Scottish Police Authority (SPA) chairman Vic Emery is under fire after Eleanor Walker, with whom he owns a company, was given a senior manager's post at the authority.
She was appointed to the unadvertised role against a backdrop of huge redundancies among police staff.
The new single force has two components: Police Scotland, led by Chief Constable Stephen House; and the SPA, set up to hold the service to account. Emery, 68, receives up to £9000 a month for his SPA role.
The spotlight has now shifted to the creation of the SPA's interim "project" team, set up to pave the way for the new force.
In November last year, Andrea Quinn, CEO of the Scottish Police Services Authority, was appointed as interim chief executive of the SPA. She was joined at the new body by another dozen or so individuals from the public sector.
At the same time, Emery – formerly chairman of TIE, the body in charge of Edinburgh's trams project – identified the need for an SPA "business manager" with "experience of his working approach".
The plum job was handed to Walker, 34, who was given a six-month contract worth between £23,000 and £28,000.
However, the appointment has caused concern as Walker is Emery's longstanding business partner. The duo are directors and co-shareholders of Glasgow-based Nelson Andrews and Associates Ltd. They are also directors of UK Project Management International Ltd, a company incorporated in 2009. In 2003, they were also directors and shareholders of Hiwood Developments Ltd (which is now dissolved).

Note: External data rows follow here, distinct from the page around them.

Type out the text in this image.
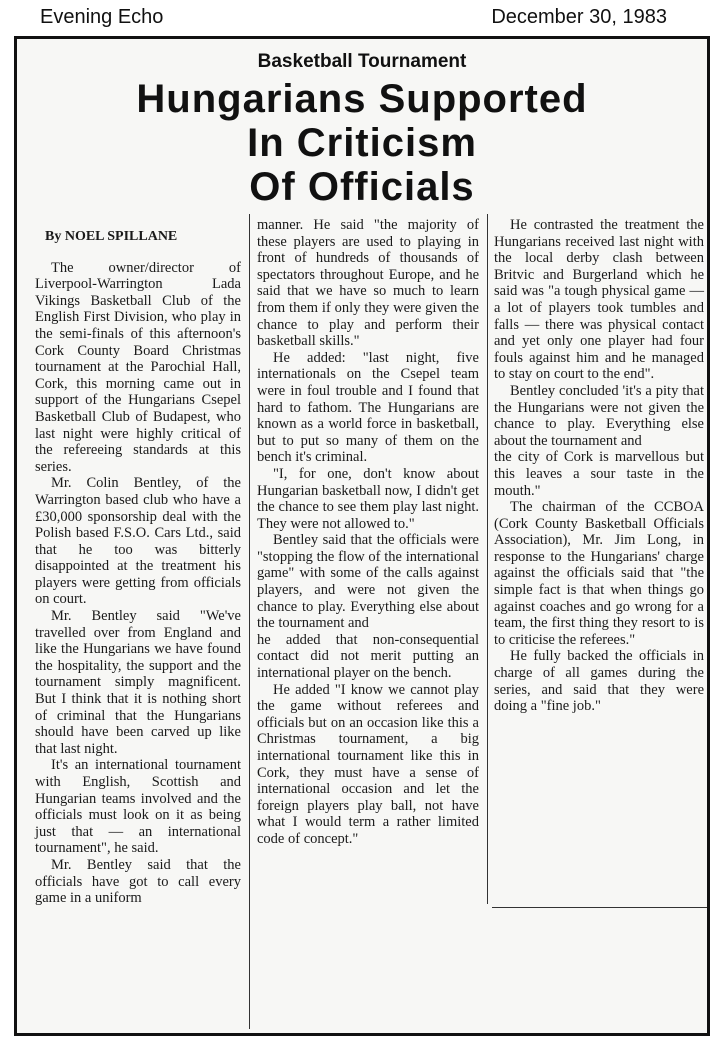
Evening Echo	December 30, 1983
Basketball Tournament
Hungarians Supported
In Criticism
Of Officials

By NOEL SPILLANE

The owner/director of Liverpool-Warrington Lada Vikings Basketball Club of the English First Division, who play in the semi-finals of this afternoon's Cork County Board Christmas tournament at the Parochial Hall, Cork, this morning came out in support of the Hungarians Csepel Basketball Club of Budapest, who last night were highly critical of the refereeing standards at this series.

Mr. Colin Bentley, of the Warrington based club who have a £30,000 sponsorship deal with the Polish based F.S.O. Cars Ltd., said that he too was bitterly disappointed at the treatment his players were getting from officials on court.

Mr. Bentley said "We've travelled over from England and like the Hungarians we have found the hospitality, the support and the tournament simply magnificent. But I think that it is nothing short of criminal that the Hungarians should have been carved up like that last night.

It's an international tournament with English, Scottish and Hungarian teams involved and the officials must look on it as being just that — an international tournament", he said.

Mr. Bentley said that the officials have got to call every game in a uniform

manner. He said "the majority of these players are used to playing in front of hundreds of thousands of spectators throughout Europe, and he said that we have so much to learn from them if only they were given the chance to play and perform their basketball skills."

He added: "last night, five internationals on the Csepel team were in foul trouble and I found that hard to fathom. The Hungarians are known as a world force in basketball, but to put so many of them on the bench it's criminal.

"I, for one, don't know about Hungarian basketball now, I didn't get the chance to see them play last night. They were not allowed to."

Bentley said that the officials were "stopping the flow of the international game" with some of the calls against players, and were not given the chance to play. Everything else about the tournament and

he added that non-consequential contact did not merit putting an international player on the bench.

He added "I know we cannot play the game without referees and officials but on an occasion like this a Christmas tournament, a big international tournament like this in Cork, they must have a sense of international occasion and let the foreign players play ball, not have what I would term a rather limited code of concept."

He contrasted the treatment the Hungarians received last night with the local derby clash between Britvic and Burgerland which he said was "a tough physical game — a lot of players took tumbles and falls — there was physical contact and yet only one player had four fouls against him and he managed to stay on court to the end".

Bentley concluded 'it's a pity that the Hungarians were not given the chance to play. Everything else about the tournament and

the city of Cork is marvellous but this leaves a sour taste in the mouth."

The chairman of the CCBOA (Cork County Basketball Officials Association), Mr. Jim Long, in response to the Hungarians' charge against the officials said that "the simple fact is that when things go against coaches and go wrong for a team, the first thing they resort to is to criticise the referees."

He fully backed the officials in charge of all games during the series, and said that they were doing a "fine job."
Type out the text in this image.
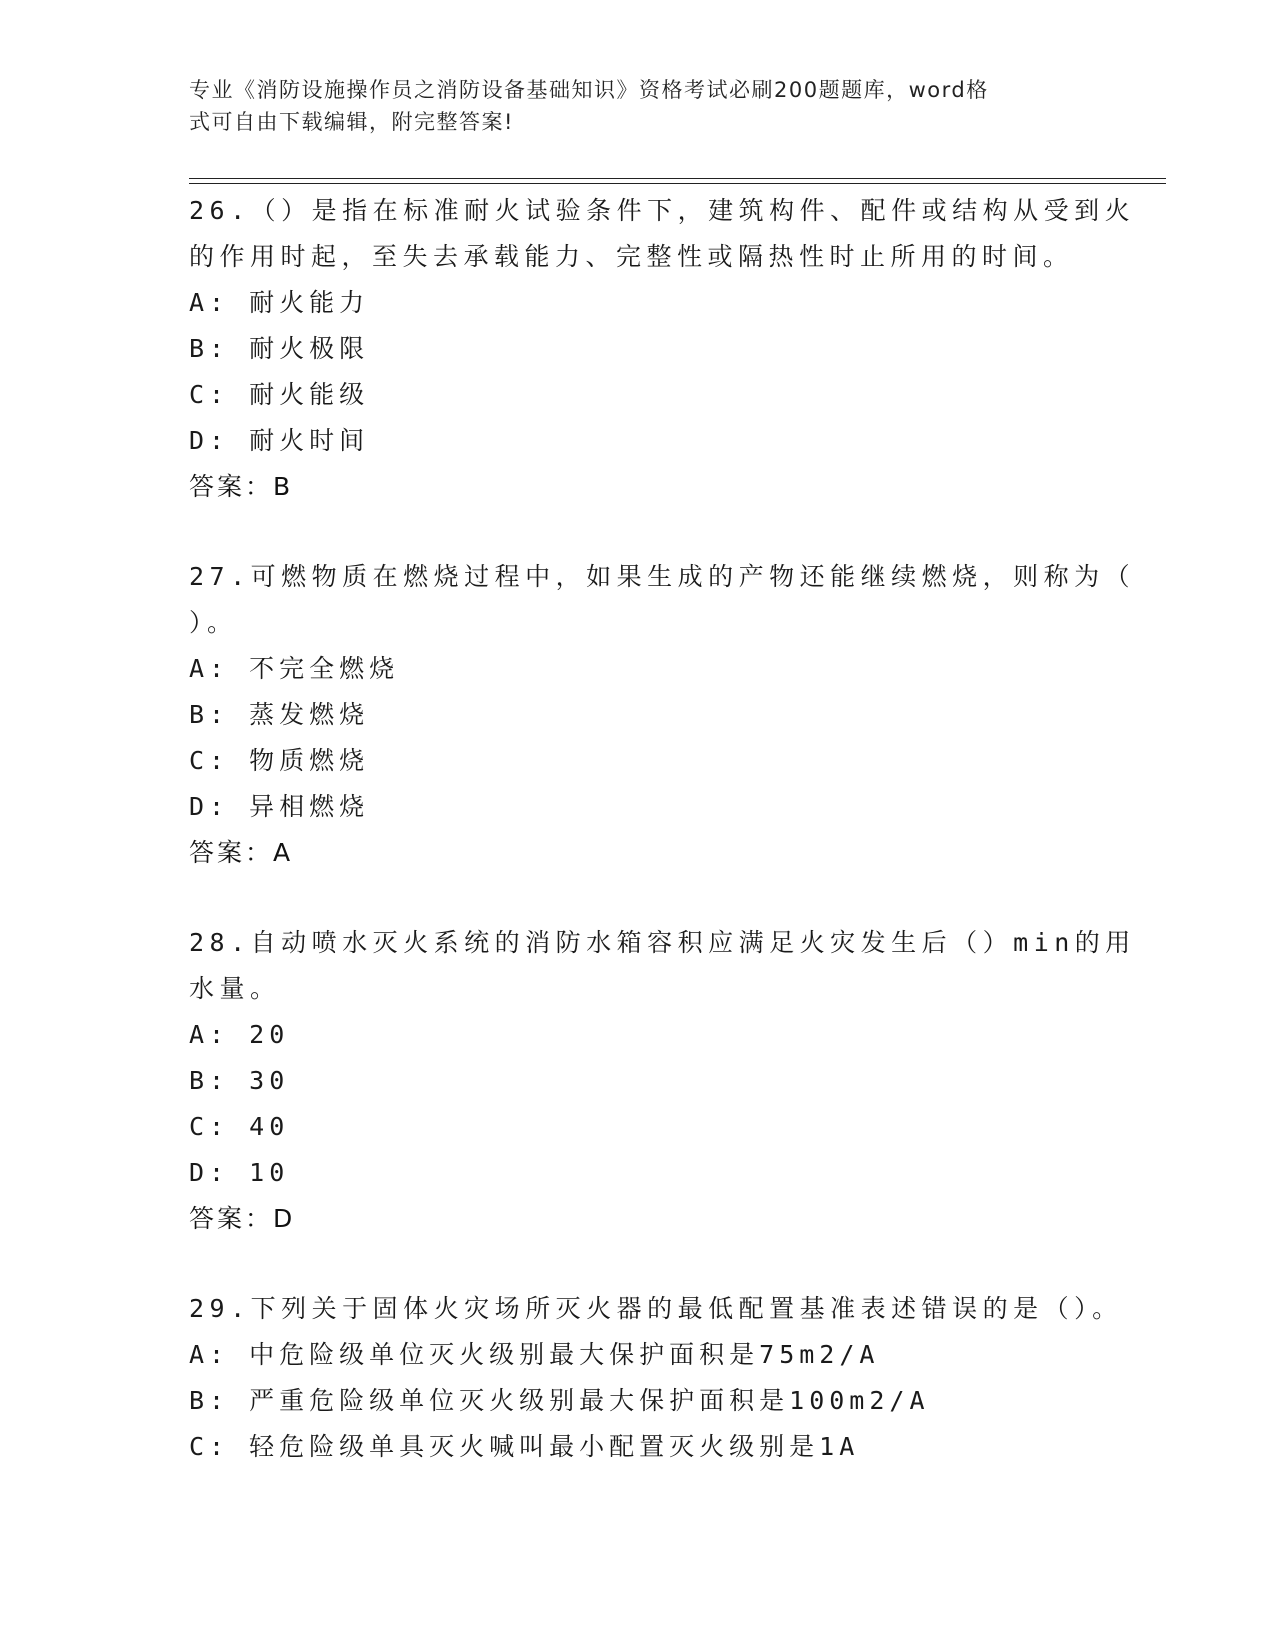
专业《消防设施操作员之消防设备基础知识》资格考试必刷200题题库，word格
式可自由下载编辑，附完整答案!
26.（）是指在标准耐火试验条件下，建筑构件、配件或结构从受到火
的作用时起，至失去承载能力、完整性或隔热性时止所用的时间。
A: 耐火能力
B: 耐火极限
C: 耐火能级
D: 耐火时间
答案：B
27.可燃物质在燃烧过程中，如果生成的产物还能继续燃烧，则称为（
）。
A: 不完全燃烧
B: 蒸发燃烧
C: 物质燃烧
D: 异相燃烧
答案：A
28.自动喷水灭火系统的消防水箱容积应满足火灾发生后（）min的用
水量。
A: 20
B: 30
C: 40
D: 10
答案：D
29.下列关于固体火灾场所灭火器的最低配置基准表述错误的是（）。
A: 中危险级单位灭火级别最大保护面积是75m2/A
B: 严重危险级单位灭火级别最大保护面积是100m2/A
C: 轻危险级单具灭火喊叫最小配置灭火级别是1A
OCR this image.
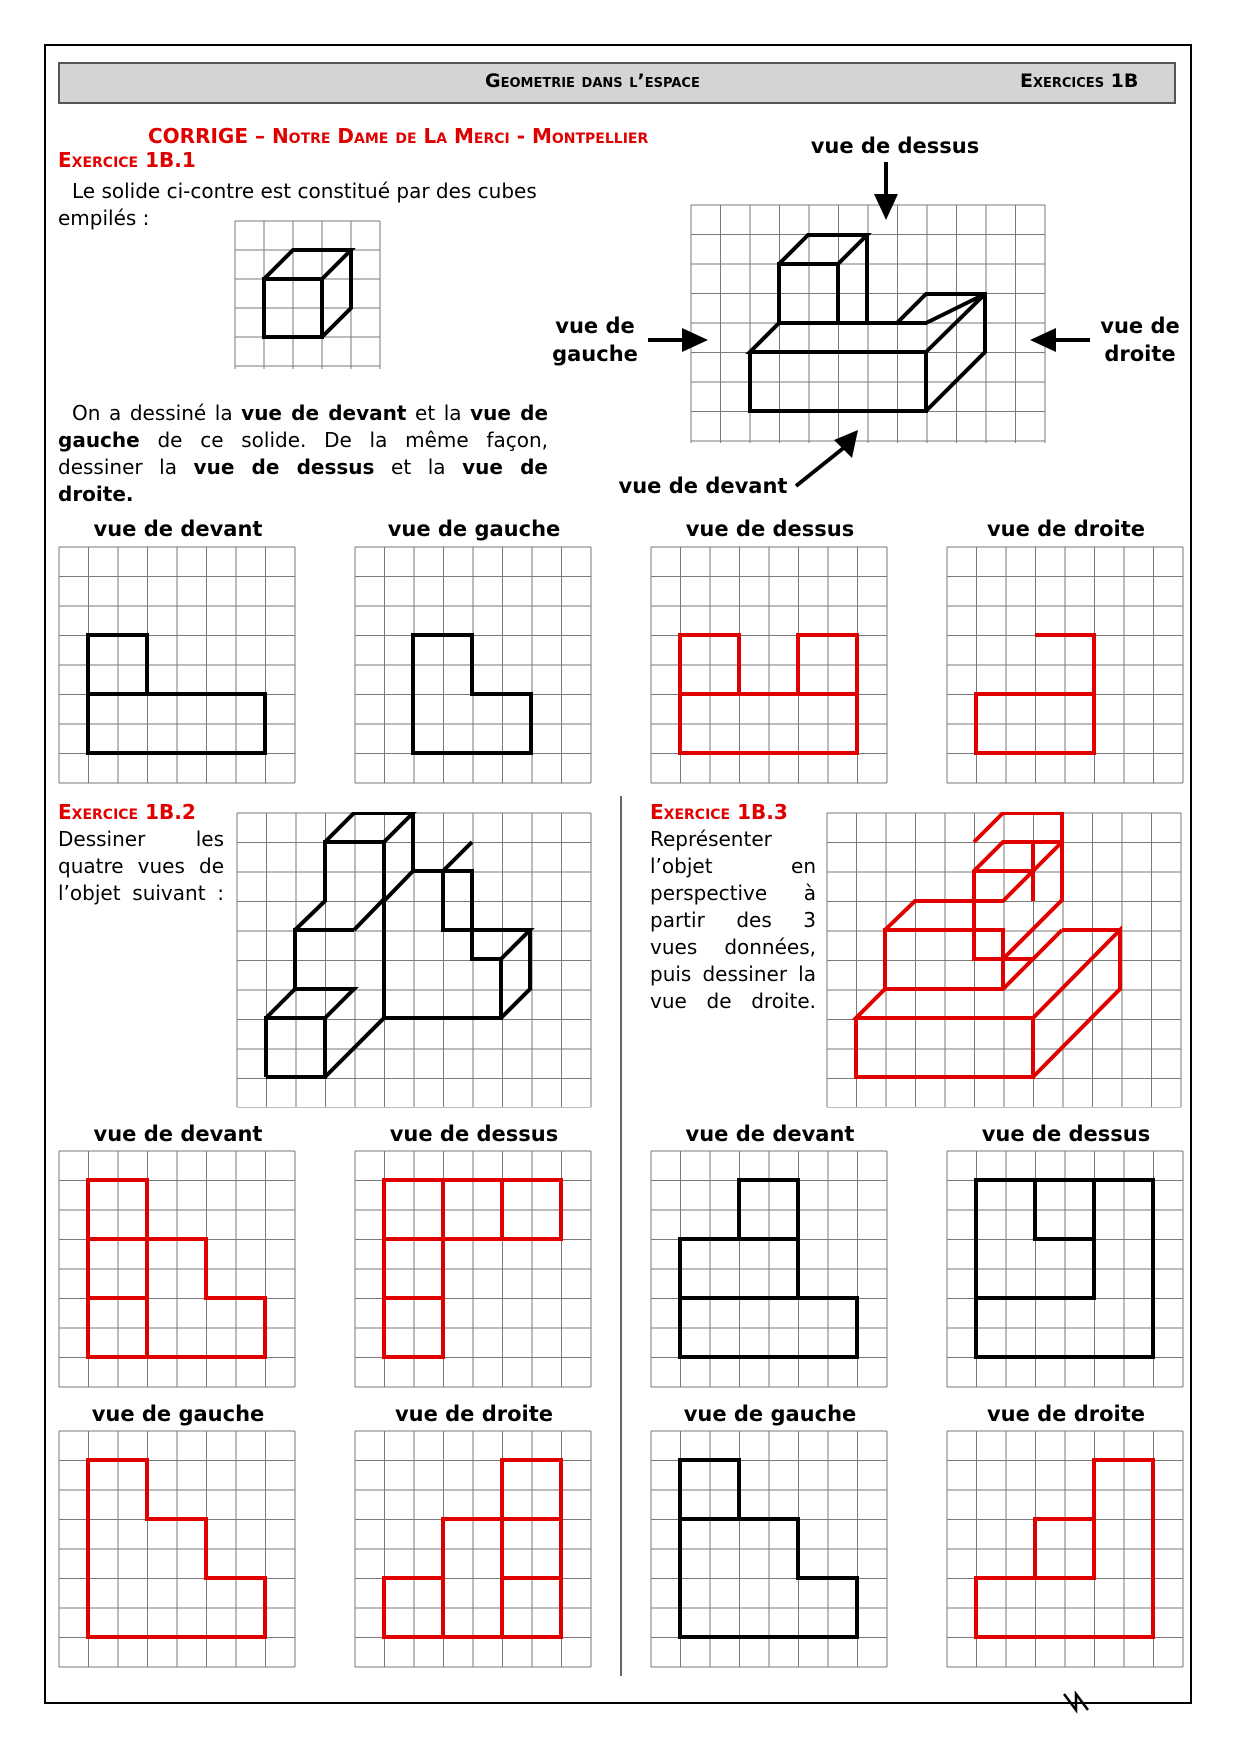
Geometrie dans l’espace	Exercices 1B
CORRIGE – Notre Dame de La Merci - Montpellier
Exercice 1B.1
Le solide ci-contre est constitué par des cubes empilés :
On a dessiné la vue de devant et la vue de gauche de ce solide. De la même façon, dessiner la vue de dessus et la vue de droite.
vue de dessus
vue de gauche
vue de droite
vue de devant
vue de devant	vue de gauche	vue de dessus	vue de droite
Exercice 1B.2
Dessiner les quatre vues de l’objet suivant :
vue de devant	vue de dessus
vue de gauche	vue de droite
Exercice 1B.3
Représenter l’objet en perspective à partir des 3 vues données, puis dessiner la vue de droite.
vue de devant	vue de dessus
vue de gauche	vue de droite
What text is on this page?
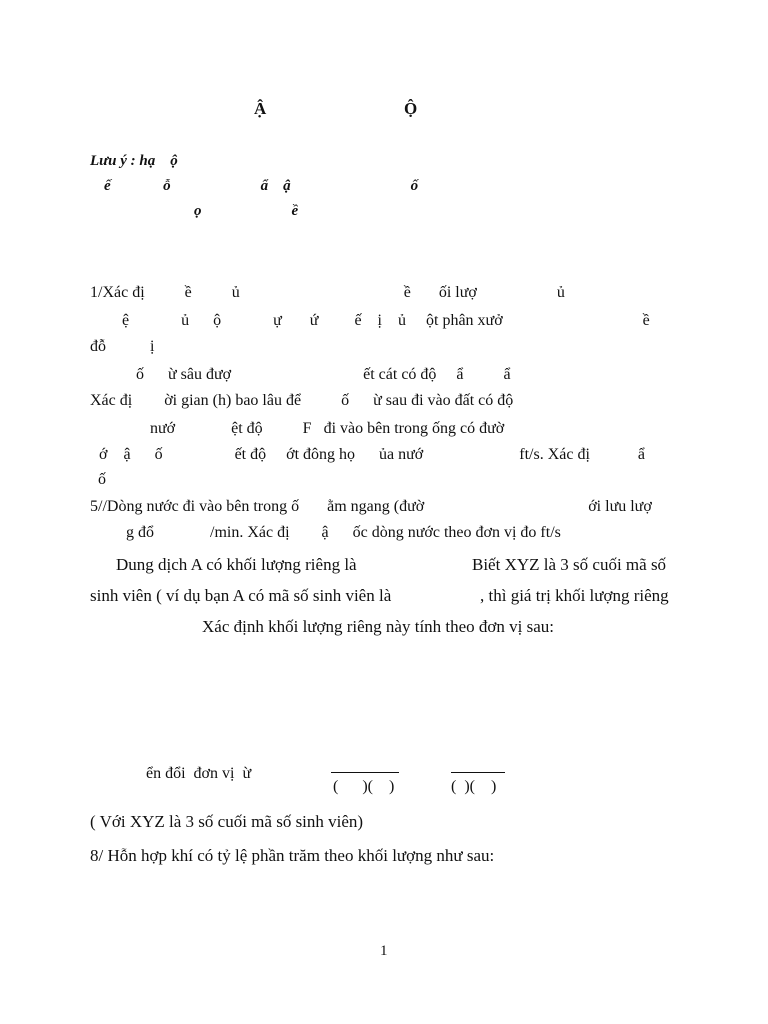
Ậ	Ộ
Lưu ý : hạ    ộ
ế              ỗ                        ẩ    ậ                                ố
ọ                        ề
1/Xác đị          ề          ủ                                         ề       ối lượ                    ủ
ệ             ủ      ộ             ự       ứ         ế    ị    ủ     ột phân xưở                                   ề
đỗ           ị
ố      ừ sâu đượ                                 ết cát có độ     ẩ          ẩ
Xác đị        ời gian (h) bao lâu để          ố      ừ sau đi vào đất có độ
nướ              ệt độ          F   đi vào bên trong ống có đườ
ớ    ậ      ố                  ết độ     ớt đông họ      ủa nướ                        ft/s. Xác đị            ẩ
ố
5//Dòng nước đi vào bên trong ố       ằm ngang (đườ                                         ới lưu lượ
g đổ              /min. Xác đị        ậ      ốc dòng nước theo đơn vị đo ft/s
Dung dịch A có khối lượng riêng là	Biết XYZ là 3 số cuối mã số
sinh viên ( ví dụ bạn A có mã số sinh viên là	, thì giá trị khối lượng riêng
Xác định khối lượng riêng này tính theo đơn vị sau:
ển đổi  đơn vị  ừ
(      )(    )	(  )(    )
( Với XYZ là 3 số cuối mã số sinh viên)
8/ Hỗn hợp khí có tỷ lệ phần trăm theo khối lượng như sau:
1
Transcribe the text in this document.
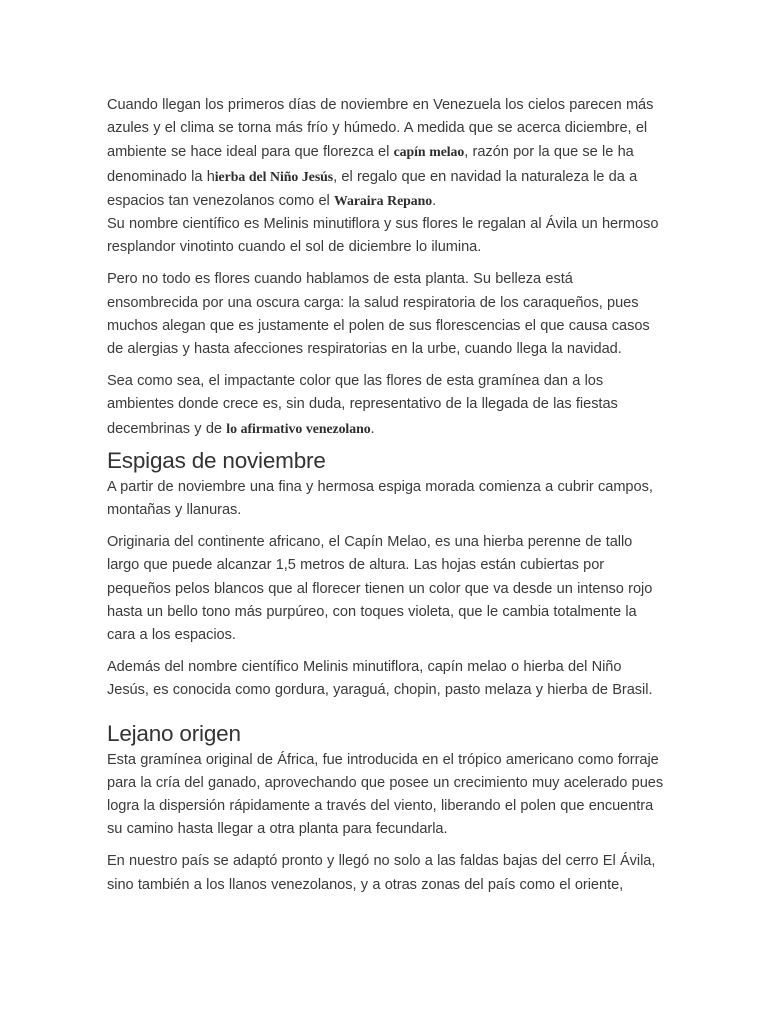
Cuando llegan los primeros días de noviembre en Venezuela los cielos parecen más azules y el clima se torna más frío y húmedo. A medida que se acerca diciembre, el ambiente se hace ideal para que florezca el capín melao, razón por la que se le ha denominado la hierba del Niño Jesús, el regalo que en navidad la naturaleza le da a espacios tan venezolanos como el Waraira Repano.

Su nombre científico es Melinis minutiflora y sus flores le regalan al Ávila un hermoso resplandor vinotinto cuando el sol de diciembre lo ilumina.

Pero no todo es flores cuando hablamos de esta planta. Su belleza está ensombrecida por una oscura carga: la salud respiratoria de los caraqueños, pues muchos alegan que es justamente el polen de sus florescencias el que causa casos de alergias y hasta afecciones respiratorias en la urbe, cuando llega la navidad.

Sea como sea, el impactante color que las flores de esta gramínea dan a los ambientes donde crece es, sin duda, representativo de la llegada de las fiestas decembrinas y de lo afirmativo venezolano.

Espigas de noviembre

A partir de noviembre una fina y hermosa espiga morada comienza a cubrir campos, montañas y llanuras.

Originaria del continente africano, el Capín Melao, es una hierba perenne de tallo largo que puede alcanzar 1,5 metros de altura. Las hojas están cubiertas por pequeños pelos blancos que al florecer tienen un color que va desde un intenso rojo hasta un bello tono más purpúreo, con toques violeta, que le cambia totalmente la cara a los espacios.

Además del nombre científico Melinis minutiflora, capín melao o hierba del Niño Jesús, es conocida como gordura, yaraguá, chopin, pasto melaza y hierba de Brasil.

Lejano origen

Esta gramínea original de África, fue introducida en el trópico americano como forraje para la cría del ganado, aprovechando que posee un crecimiento muy acelerado pues logra la dispersión rápidamente a través del viento, liberando el polen que encuentra su camino hasta llegar a otra planta para fecundarla.

En nuestro país se adaptó pronto y llegó no solo a las faldas bajas del cerro El Ávila, sino también a los llanos venezolanos, y a otras zonas del país como el oriente,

A Glasgow University graduate, Walker was a business manager at BAE Systems naval warship division between 1999 and 2008. Emery was the managing director of the same division between 1997 and 2008.
Walker is the only member of the interim team recruited from outside the public sector. Her new job involves co-ordinating between key SPA figures, Police Scotland and the government.
One source said hiring Walker was a "snub" to the civilian personnel currently working in the service.
John Wilson, an SNP MSP for Central Scotland, said: "The revelation that Mr Emery helped a long-term business partner get a job at the SPA is very concerning.
"This appointment may be seen by people as being tainted by cronyism.
"I intend to write to the Cabinet Secretary for Justice and the First Minister to seek assurances that all public agencies will be reminded about adopting the best recruitment practices possible."
Green MSP Patrick Harvie said: "It's troubling that even before these misguided new structures are in place, allegations are being made that could damage the trust that the public and police staff have in those at the top.
Andrea Quinn said: "By the time the members of the SPA board had been appointed there were just 150 days left before the new police arrangements were due to be up and running. In order to meet these challenging timescales, a project team has had to be put together very quickly to ensure the key decisions needed for day one are taken.
"Both the Police Service of Scotland and the interim SPA team have filled key roles by a mix of competitive processes wherever possible, and appointments wherever necessary. By Christmas, the SPA board had held two formal, public meetings to establish procedures and take key decisions – roughly the same period it would have taken to get a business manager in place through a full appointment process."